Check out Emma McGuire’s lovely artwork at Cosmic Cup Cafe – Good Coffee/Good Art. Emma McGuire is a self-taught visual artist from the Barrio of Tucson, Arizona. Emma’s love for art and animals began at a very young age. Her passion was nurtured by the arts-rich curriculum at Flagstaff’s Pine Forest Waldorf School. She then continued to refine her skill in the advanced placement art program at St. Johnsbury Academy. Her favorite things to paint are predators such as wolves and foxes, capturing their soft and innocent, yet occasionally unsettling appearance. She says, “To see the beauty in everything is a wonderful gift, and I believe we should all strive to do so.” Cosmic Cup Cafe is open M-F 7am-4pm, Sat 8am-4pm, Sun 8am-1pm and is located at 139 Eastern. Next up is Chuck Trotsky in January stay tuned.
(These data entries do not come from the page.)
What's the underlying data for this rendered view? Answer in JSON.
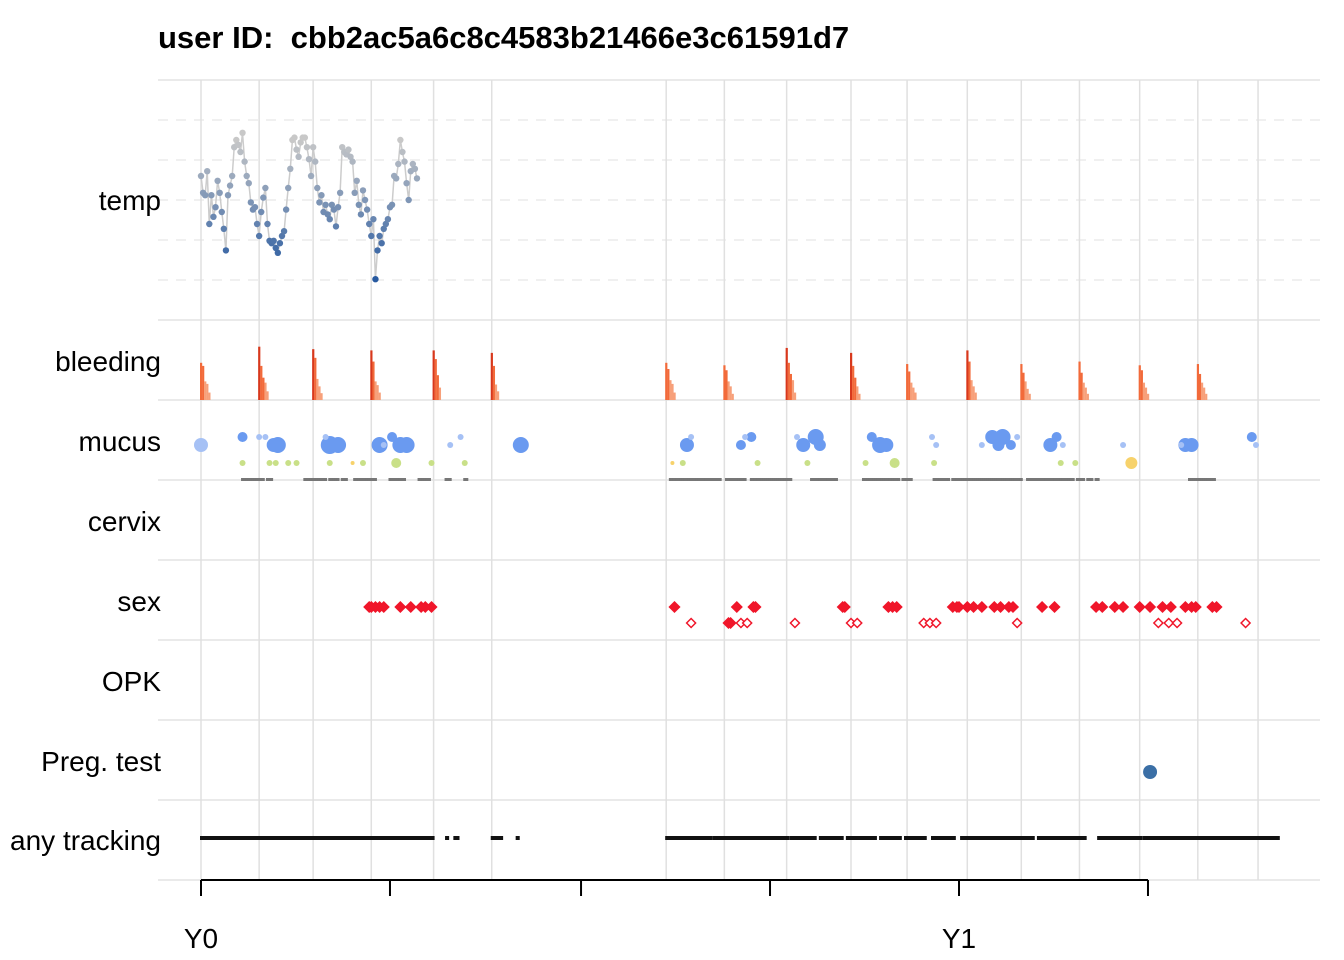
{
  "chart_data": {
    "type": "scatter",
    "title": "user ID:  cbb2ac5a6c8c4583b21466e3c61591d7",
    "rows": [
      "temp",
      "bleeding",
      "mucus",
      "cervix",
      "sex",
      "OPK",
      "Preg. test",
      "any tracking"
    ],
    "x_ticks": [
      {
        "day": 0,
        "label": "Y0"
      },
      {
        "day": 365,
        "label": "Y1"
      }
    ],
    "x_minor_ticks": [
      91,
      183,
      274,
      456
    ],
    "xlim": [
      -20,
      540
    ],
    "cycle_starts": [
      0,
      28,
      54,
      82,
      112,
      140,
      224,
      252,
      282,
      313,
      340,
      369,
      395,
      423,
      452,
      480,
      509
    ],
    "month_gridlines": [
      0,
      28,
      54,
      82,
      112,
      140,
      224,
      252,
      282,
      313,
      340,
      369,
      395,
      423,
      452,
      480,
      509
    ],
    "temp": {
      "note_ylim": [
        0,
        1
      ],
      "points": [
        [
          0,
          0.6
        ],
        [
          1,
          0.53
        ],
        [
          2,
          0.52
        ],
        [
          3,
          0.62
        ],
        [
          4,
          0.4
        ],
        [
          5,
          0.52
        ],
        [
          6,
          0.43
        ],
        [
          7,
          0.47
        ],
        [
          8,
          0.58
        ],
        [
          9,
          0.53
        ],
        [
          10,
          0.45
        ],
        [
          11,
          0.38
        ],
        [
          12,
          0.29
        ],
        [
          13,
          0.52
        ],
        [
          14,
          0.56
        ],
        [
          15,
          0.6
        ],
        [
          16,
          0.72
        ],
        [
          17,
          0.75
        ],
        [
          18,
          0.73
        ],
        [
          19,
          0.7
        ],
        [
          20,
          0.78
        ],
        [
          21,
          0.66
        ],
        [
          22,
          0.6
        ],
        [
          23,
          0.57
        ],
        [
          24,
          0.49
        ],
        [
          25,
          0.46
        ],
        [
          26,
          0.47
        ],
        [
          27,
          0.4
        ],
        [
          28,
          0.35
        ],
        [
          29,
          0.45
        ],
        [
          30,
          0.51
        ],
        [
          31,
          0.55
        ],
        [
          32,
          0.4
        ],
        [
          33,
          0.33
        ],
        [
          34,
          0.32
        ],
        [
          35,
          0.33
        ],
        [
          36,
          0.3
        ],
        [
          37,
          0.28
        ],
        [
          38,
          0.32
        ],
        [
          39,
          0.35
        ],
        [
          40,
          0.37
        ],
        [
          41,
          0.46
        ],
        [
          42,
          0.55
        ],
        [
          43,
          0.63
        ],
        [
          44,
          0.75
        ],
        [
          45,
          0.76
        ],
        [
          46,
          0.71
        ],
        [
          47,
          0.68
        ],
        [
          48,
          0.74
        ],
        [
          49,
          0.76
        ],
        [
          50,
          0.76
        ],
        [
          51,
          0.72
        ],
        [
          52,
          0.67
        ],
        [
          53,
          0.6
        ],
        [
          54,
          0.72
        ],
        [
          55,
          0.66
        ],
        [
          56,
          0.55
        ],
        [
          57,
          0.49
        ],
        [
          58,
          0.52
        ],
        [
          59,
          0.45
        ],
        [
          60,
          0.48
        ],
        [
          61,
          0.44
        ],
        [
          62,
          0.42
        ],
        [
          63,
          0.48
        ],
        [
          64,
          0.46
        ],
        [
          65,
          0.39
        ],
        [
          66,
          0.47
        ],
        [
          67,
          0.53
        ],
        [
          68,
          0.72
        ],
        [
          69,
          0.7
        ],
        [
          70,
          0.69
        ],
        [
          71,
          0.71
        ],
        [
          72,
          0.68
        ],
        [
          73,
          0.66
        ],
        [
          74,
          0.53
        ],
        [
          75,
          0.58
        ],
        [
          76,
          0.48
        ],
        [
          77,
          0.44
        ],
        [
          78,
          0.54
        ],
        [
          79,
          0.5
        ],
        [
          80,
          0.46
        ],
        [
          81,
          0.4
        ],
        [
          82,
          0.35
        ],
        [
          83,
          0.42
        ],
        [
          84,
          0.17
        ],
        [
          85,
          0.29
        ],
        [
          86,
          0.35
        ],
        [
          87,
          0.32
        ],
        [
          88,
          0.38
        ],
        [
          89,
          0.4
        ],
        [
          90,
          0.42
        ],
        [
          91,
          0.47
        ],
        [
          92,
          0.48
        ],
        [
          93,
          0.6
        ],
        [
          94,
          0.59
        ],
        [
          95,
          0.65
        ],
        [
          96,
          0.75
        ],
        [
          97,
          0.7
        ],
        [
          98,
          0.66
        ],
        [
          99,
          0.57
        ],
        [
          100,
          0.5
        ],
        [
          101,
          0.62
        ],
        [
          102,
          0.65
        ],
        [
          103,
          0.63
        ],
        [
          104,
          0.59
        ]
      ]
    },
    "bleeding": {
      "ylim": [
        0,
        1
      ],
      "bars": [
        [
          0,
          0.6
        ],
        [
          1,
          0.55
        ],
        [
          2,
          0.3
        ],
        [
          3,
          0.26
        ],
        [
          4,
          0.12
        ],
        [
          28,
          0.86
        ],
        [
          29,
          0.55
        ],
        [
          30,
          0.36
        ],
        [
          31,
          0.28
        ],
        [
          32,
          0.14
        ],
        [
          54,
          0.82
        ],
        [
          55,
          0.68
        ],
        [
          56,
          0.34
        ],
        [
          57,
          0.22
        ],
        [
          58,
          0.11
        ],
        [
          82,
          0.8
        ],
        [
          83,
          0.62
        ],
        [
          84,
          0.3
        ],
        [
          85,
          0.24
        ],
        [
          86,
          0.12
        ],
        [
          112,
          0.8
        ],
        [
          113,
          0.66
        ],
        [
          114,
          0.4
        ],
        [
          115,
          0.2
        ],
        [
          140,
          0.76
        ],
        [
          141,
          0.55
        ],
        [
          142,
          0.25
        ],
        [
          143,
          0.14
        ],
        [
          224,
          0.6
        ],
        [
          225,
          0.5
        ],
        [
          226,
          0.32
        ],
        [
          227,
          0.26
        ],
        [
          228,
          0.12
        ],
        [
          252,
          0.56
        ],
        [
          253,
          0.48
        ],
        [
          254,
          0.3
        ],
        [
          255,
          0.22
        ],
        [
          256,
          0.1
        ],
        [
          282,
          0.84
        ],
        [
          283,
          0.6
        ],
        [
          284,
          0.42
        ],
        [
          285,
          0.32
        ],
        [
          286,
          0.12
        ],
        [
          313,
          0.76
        ],
        [
          314,
          0.55
        ],
        [
          315,
          0.36
        ],
        [
          316,
          0.22
        ],
        [
          317,
          0.1
        ],
        [
          340,
          0.58
        ],
        [
          341,
          0.46
        ],
        [
          342,
          0.28
        ],
        [
          343,
          0.2
        ],
        [
          344,
          0.12
        ],
        [
          369,
          0.8
        ],
        [
          370,
          0.62
        ],
        [
          371,
          0.32
        ],
        [
          372,
          0.22
        ],
        [
          373,
          0.12
        ],
        [
          395,
          0.58
        ],
        [
          396,
          0.44
        ],
        [
          397,
          0.3
        ],
        [
          398,
          0.18
        ],
        [
          399,
          0.1
        ],
        [
          423,
          0.62
        ],
        [
          424,
          0.44
        ],
        [
          425,
          0.28
        ],
        [
          426,
          0.2
        ],
        [
          427,
          0.1
        ],
        [
          452,
          0.56
        ],
        [
          453,
          0.48
        ],
        [
          454,
          0.28
        ],
        [
          455,
          0.2
        ],
        [
          456,
          0.1
        ],
        [
          480,
          0.58
        ],
        [
          481,
          0.42
        ],
        [
          482,
          0.28
        ],
        [
          483,
          0.2
        ],
        [
          484,
          0.1
        ]
      ]
    },
    "mucus": {
      "levels": [
        "dark",
        "top",
        "middle",
        "low"
      ],
      "points": [
        [
          0,
          "top",
          7,
          "#a6c1f5"
        ],
        [
          20,
          "upper",
          5,
          "#6a9af0"
        ],
        [
          28,
          "upper",
          3,
          "#a6c1f5"
        ],
        [
          31,
          "upper",
          3,
          "#a6c1f5"
        ],
        [
          35,
          "top",
          7,
          "#6a9af0"
        ],
        [
          37,
          "top",
          8,
          "#6a9af0"
        ],
        [
          62,
          "top",
          9,
          "#6a9af0"
        ],
        [
          66,
          "top",
          8,
          "#6a9af0"
        ],
        [
          60,
          "upper",
          3,
          "#a6c1f5"
        ],
        [
          86,
          "top",
          8,
          "#6a9af0"
        ],
        [
          92,
          "upper",
          5,
          "#6a9af0"
        ],
        [
          96,
          "top",
          8,
          "#6a9af0"
        ],
        [
          99,
          "top",
          8,
          "#6a9af0"
        ],
        [
          88,
          "top",
          3,
          "#a6c1f5"
        ],
        [
          120,
          "top",
          3,
          "#a6c1f5"
        ],
        [
          125,
          "upper",
          3,
          "#a6c1f5"
        ],
        [
          154,
          "top",
          8,
          "#6a9af0"
        ],
        [
          234,
          "top",
          7,
          "#6a9af0"
        ],
        [
          236,
          "upper",
          3,
          "#a6c1f5"
        ],
        [
          260,
          "top",
          5,
          "#6a9af0"
        ],
        [
          265,
          "upper",
          5,
          "#6a9af0"
        ],
        [
          262,
          "upper",
          3,
          "#a6c1f5"
        ],
        [
          290,
          "top",
          7,
          "#6a9af0"
        ],
        [
          296,
          "upper",
          8,
          "#6a9af0"
        ],
        [
          298,
          "top",
          6,
          "#6a9af0"
        ],
        [
          287,
          "upper",
          3,
          "#a6c1f5"
        ],
        [
          323,
          "upper",
          5,
          "#6a9af0"
        ],
        [
          327,
          "top",
          8,
          "#6a9af0"
        ],
        [
          330,
          "top",
          7,
          "#6a9af0"
        ],
        [
          352,
          "upper",
          3,
          "#a6c1f5"
        ],
        [
          354,
          "top",
          3,
          "#a6c1f5"
        ],
        [
          376,
          "top",
          3,
          "#a6c1f5"
        ],
        [
          381,
          "upper",
          7,
          "#6a9af0"
        ],
        [
          384,
          "top",
          6,
          "#6a9af0"
        ],
        [
          386,
          "upper",
          8,
          "#6a9af0"
        ],
        [
          390,
          "top",
          5,
          "#6a9af0"
        ],
        [
          393,
          "upper",
          3,
          "#a6c1f5"
        ],
        [
          409,
          "top",
          7,
          "#6a9af0"
        ],
        [
          412,
          "upper",
          5,
          "#6a9af0"
        ],
        [
          415,
          "top",
          3,
          "#a6c1f5"
        ],
        [
          444,
          "top",
          3,
          "#a6c1f5"
        ],
        [
          474,
          "top",
          7,
          "#6a9af0"
        ],
        [
          477,
          "top",
          7,
          "#6a9af0"
        ],
        [
          472,
          "top",
          3,
          "#a6c1f5"
        ],
        [
          506,
          "upper",
          5,
          "#6a9af0"
        ],
        [
          508,
          "top",
          3,
          "#a6c1f5"
        ]
      ],
      "mid_points": [
        [
          20,
          3,
          "#c9e088"
        ],
        [
          33,
          3,
          "#c9e088"
        ],
        [
          36,
          3,
          "#c9e088"
        ],
        [
          42,
          3,
          "#c9e088"
        ],
        [
          46,
          3,
          "#c9e088"
        ],
        [
          62,
          3,
          "#c9e088"
        ],
        [
          73,
          2,
          "#f7d26b"
        ],
        [
          78,
          3,
          "#c9e088"
        ],
        [
          94,
          5,
          "#c9e088"
        ],
        [
          111,
          3,
          "#c9e088"
        ],
        [
          127,
          3,
          "#c9e088"
        ],
        [
          227,
          2,
          "#f7d26b"
        ],
        [
          232,
          3,
          "#c9e088"
        ],
        [
          268,
          3,
          "#c9e088"
        ],
        [
          292,
          3,
          "#c9e088"
        ],
        [
          320,
          3,
          "#c9e088"
        ],
        [
          334,
          5,
          "#c9e088"
        ],
        [
          353,
          3,
          "#c9e088"
        ],
        [
          414,
          3,
          "#c9e088"
        ],
        [
          421,
          3,
          "#c9e088"
        ],
        [
          448,
          6,
          "#f7d26b"
        ]
      ],
      "dark_ranges": [
        [
          20,
          30
        ],
        [
          32,
          34
        ],
        [
          50,
          60
        ],
        [
          62,
          66
        ],
        [
          68,
          70
        ],
        [
          74,
          84
        ],
        [
          91,
          98
        ],
        [
          105,
          110
        ],
        [
          118,
          120
        ],
        [
          127,
          128
        ],
        [
          226,
          250
        ],
        [
          253,
          262
        ],
        [
          265,
          284
        ],
        [
          294,
          306
        ],
        [
          319,
          336
        ],
        [
          338,
          342
        ],
        [
          353,
          360
        ],
        [
          362,
          395
        ],
        [
          398,
          420
        ],
        [
          422,
          425
        ],
        [
          427,
          429
        ],
        [
          431,
          432
        ],
        [
          476,
          488
        ]
      ]
    },
    "sex": {
      "filled": [
        81,
        82,
        84,
        86,
        88,
        96,
        101,
        106,
        108,
        111,
        228,
        258,
        266,
        267,
        309,
        310,
        331,
        333,
        335,
        362,
        364,
        365,
        369,
        372,
        376,
        382,
        385,
        389,
        391,
        405,
        411,
        431,
        434,
        440,
        444,
        452,
        457,
        463,
        467,
        474,
        477,
        479,
        487,
        489
      ],
      "filled_low": [
        254,
        255
      ],
      "open": [
        93,
        236,
        260,
        263,
        255,
        285,
        315,
        314,
        351,
        353,
        360,
        381,
        393,
        428,
        452,
        472,
        460,
        466,
        469,
        478,
        502,
        497
      ],
      "open_row2": [
        236,
        260,
        263,
        286,
        313,
        316,
        348,
        351,
        354,
        393,
        461,
        466,
        470,
        503
      ],
      "sex_row1_clusters": "see filled"
    },
    "preg_test": {
      "points": [
        [
          457,
          "#3b6fa6"
        ]
      ]
    },
    "any_tracking": {
      "ranges": [
        [
          0,
          112
        ],
        [
          118,
          119
        ],
        [
          122,
          124
        ],
        [
          140,
          145
        ],
        [
          152,
          153
        ],
        [
          224,
          246
        ],
        [
          247,
          283
        ],
        [
          284,
          296
        ],
        [
          298,
          309
        ],
        [
          311,
          325
        ],
        [
          327,
          337
        ],
        [
          339,
          349
        ],
        [
          352,
          363
        ],
        [
          366,
          401
        ],
        [
          403,
          426
        ],
        [
          432,
          453
        ],
        [
          454,
          519
        ]
      ]
    }
  }
}
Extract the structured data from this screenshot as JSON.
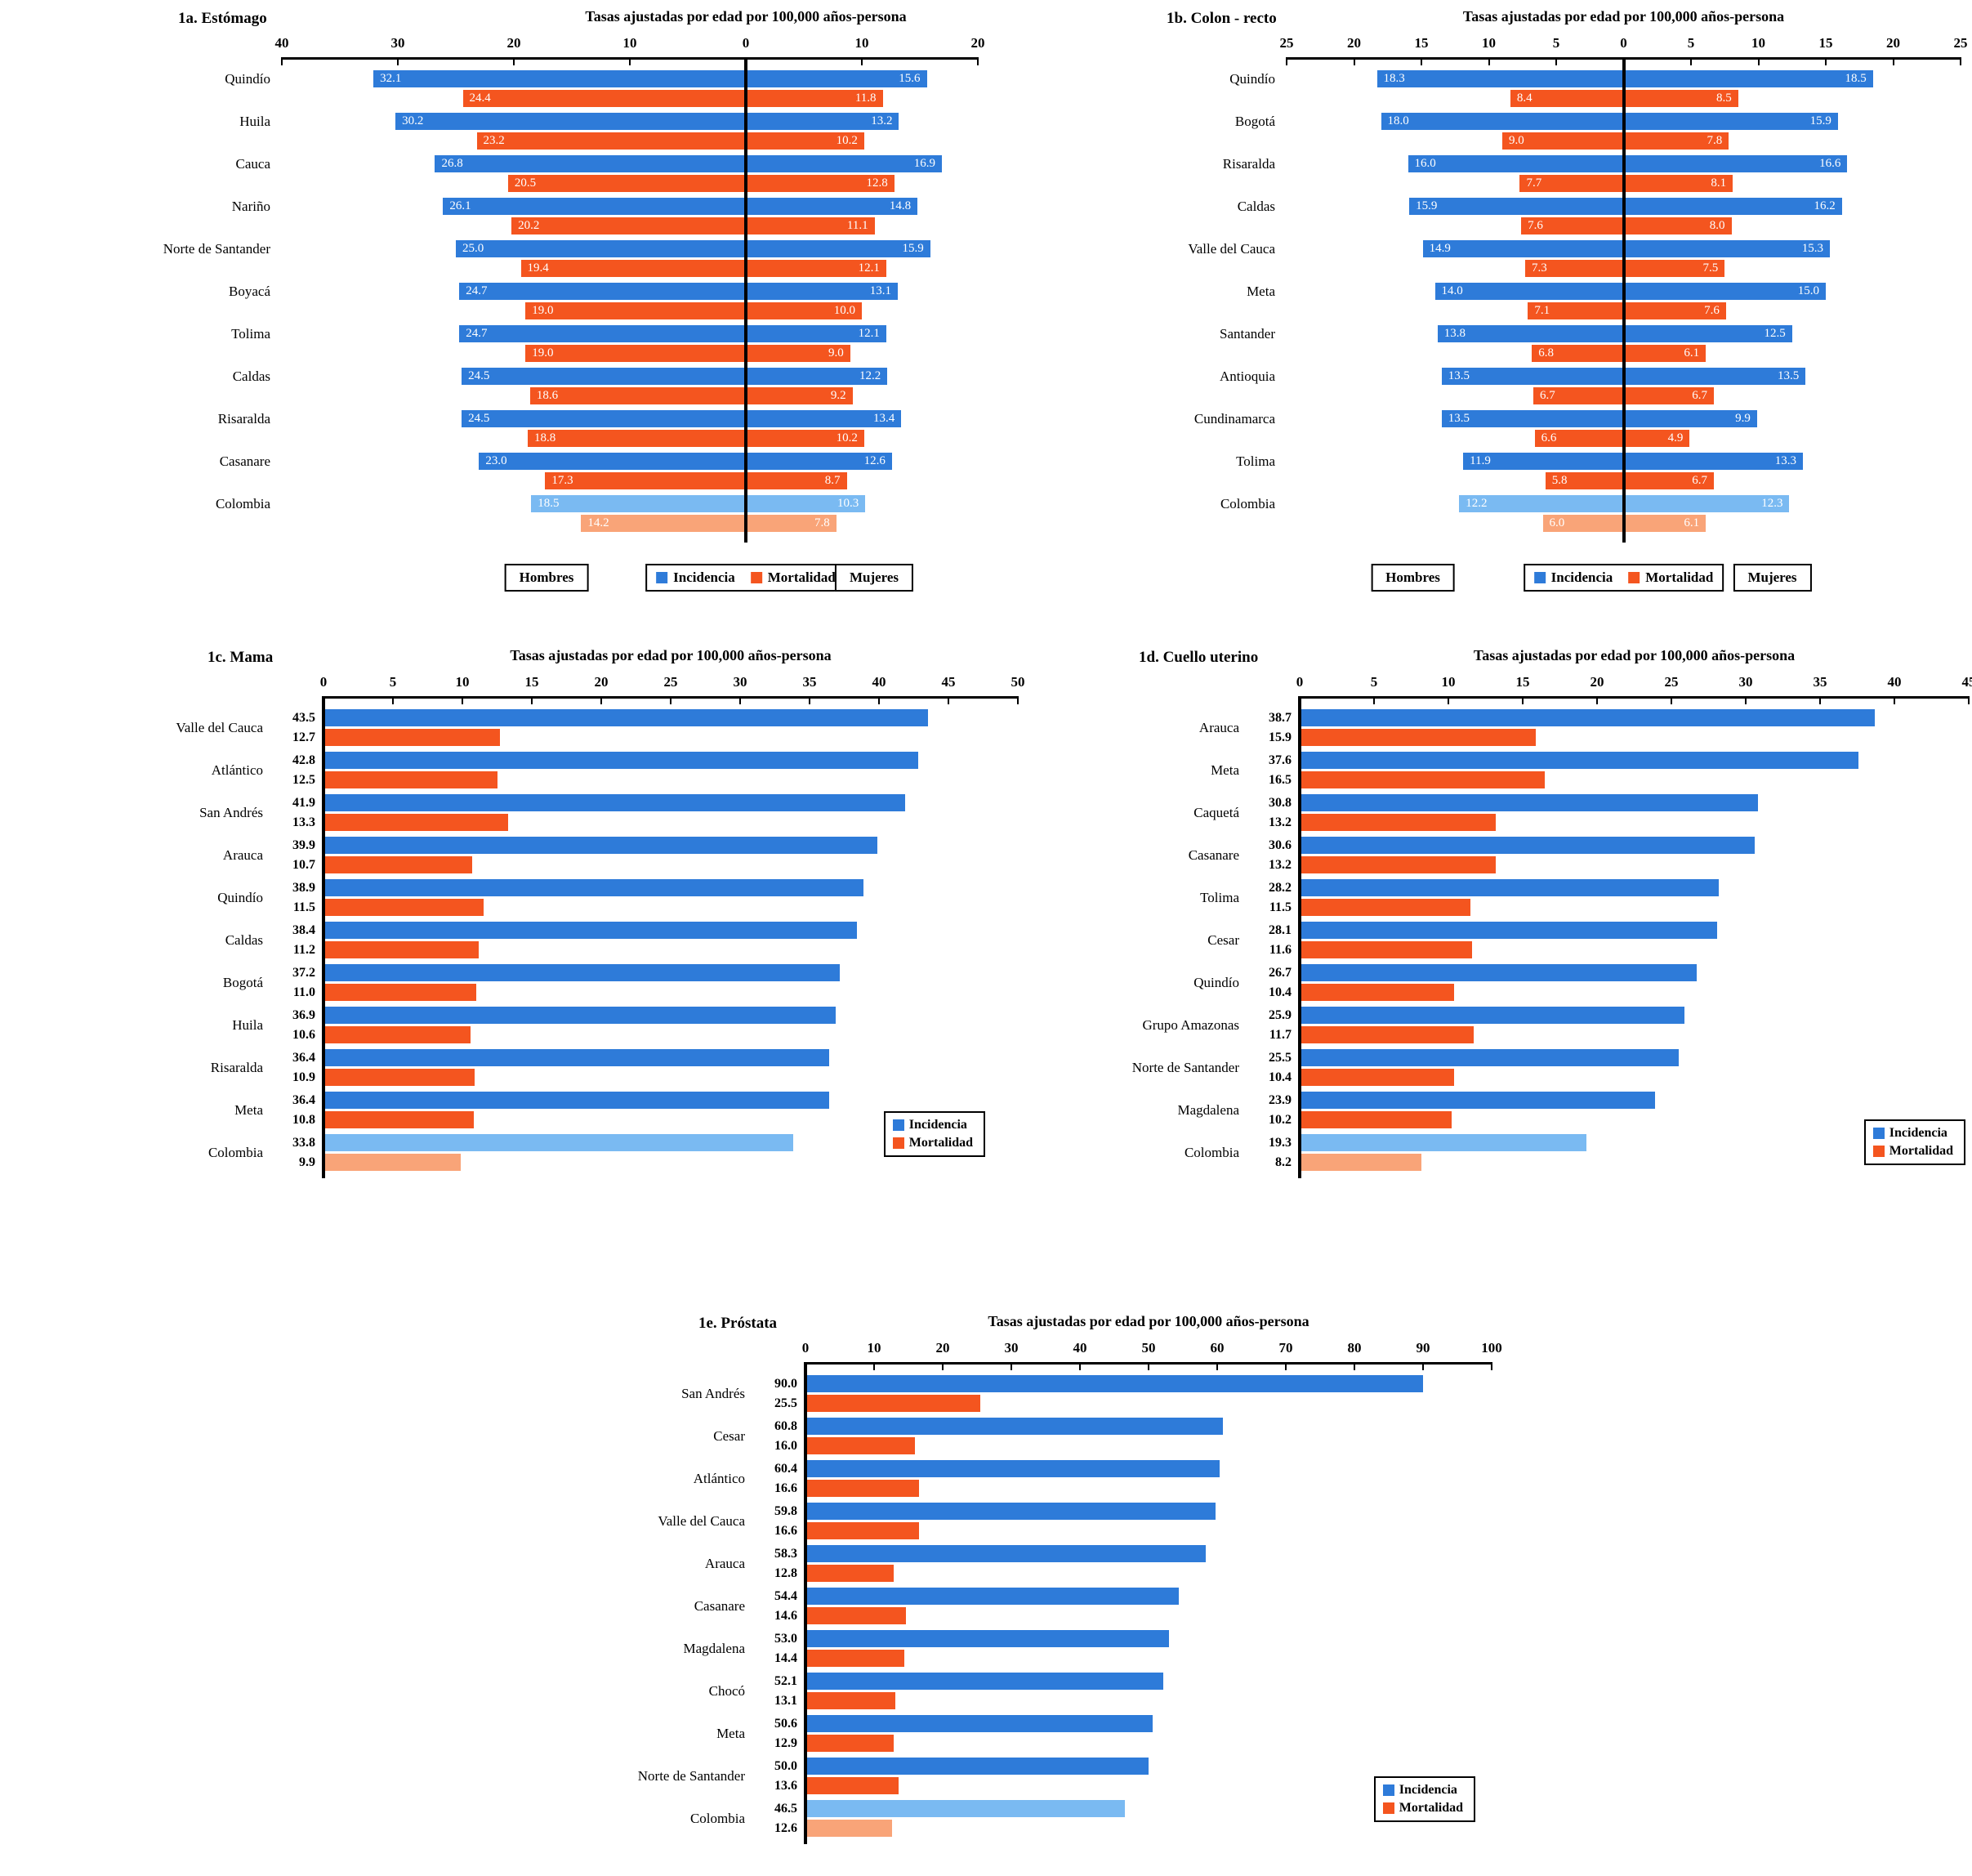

Bill and Kim Darling are co-owners of Gatto Nero Press in St. Johnsbury, Vermont. They have both taught visual art at St. Johnsbury Academy, an independent high school, for over 20 years. Bill Darling was born in White Plains, New York in 1955. He studied painting and printmaking at The Art Students League of New York. Bill teaches and works in diverse mediums, but intaglio printmaking is his passion. Kim is a visual artist with studio and teaching practices firmly rooted in observational drawing. She has worked in a variety of mediums, including oil and fresco painting and “Moving Drawing” video installations. Her current studio work is mainly in intaglio printmaking. Kim’s educational background includes a BFA from Alfred University in Alfred, New York; extended study at the Art Students League of New York, of which she is a life member; and an MFA from Vermont College of Fine Arts in Montpelier, Vermont. Teaching is an important part of Kim’s artistic practice. Gatto Nero Press Studio and Gallery host exhibitions, teach workshops and create and publish intaglio prints. In 1996 Bill and Kim founded The Intaglio Society at St. Johnsbury Academy, and for the past twenty years have brought their students to Florence, Italy. Gatto Nero Press located at 190 Eastern Avenue and is open by appointment, contact Kim Darling at

The Fairbanks Museum & Planetarium presents Inside Out: Hidden Art in Natural History Collections as part of the 2020 Vision: Seeing the World Through Technology, a statewide initiative of the Vermont Curators Group. This exhibit lets you see beyond the surface of our taxidermy collections. This intriguing exhibit is a collaboration between the Fairbanks Museum and Northeastern Vermont Regional Hospital (NVRH) that peels away our surface understanding of objects to reveal what’s inside. This unusual concept combines radiographs of some of our oldest and most mysterious taxidermy with contemporary portraits of the same mount. What’s revealed are the bones, wires, pins, and human touch in mounts created by different taxidermists using different equipment to achieve life-like representations. The Fairbanks Museum & Planetarium is open W-Sun,10am-5pm and is located at 1302 Main Street.

For more local art there is the gallery at Artful Eye at 443 Railroad Street open M-F; 10am-5pm and the selection is always changing.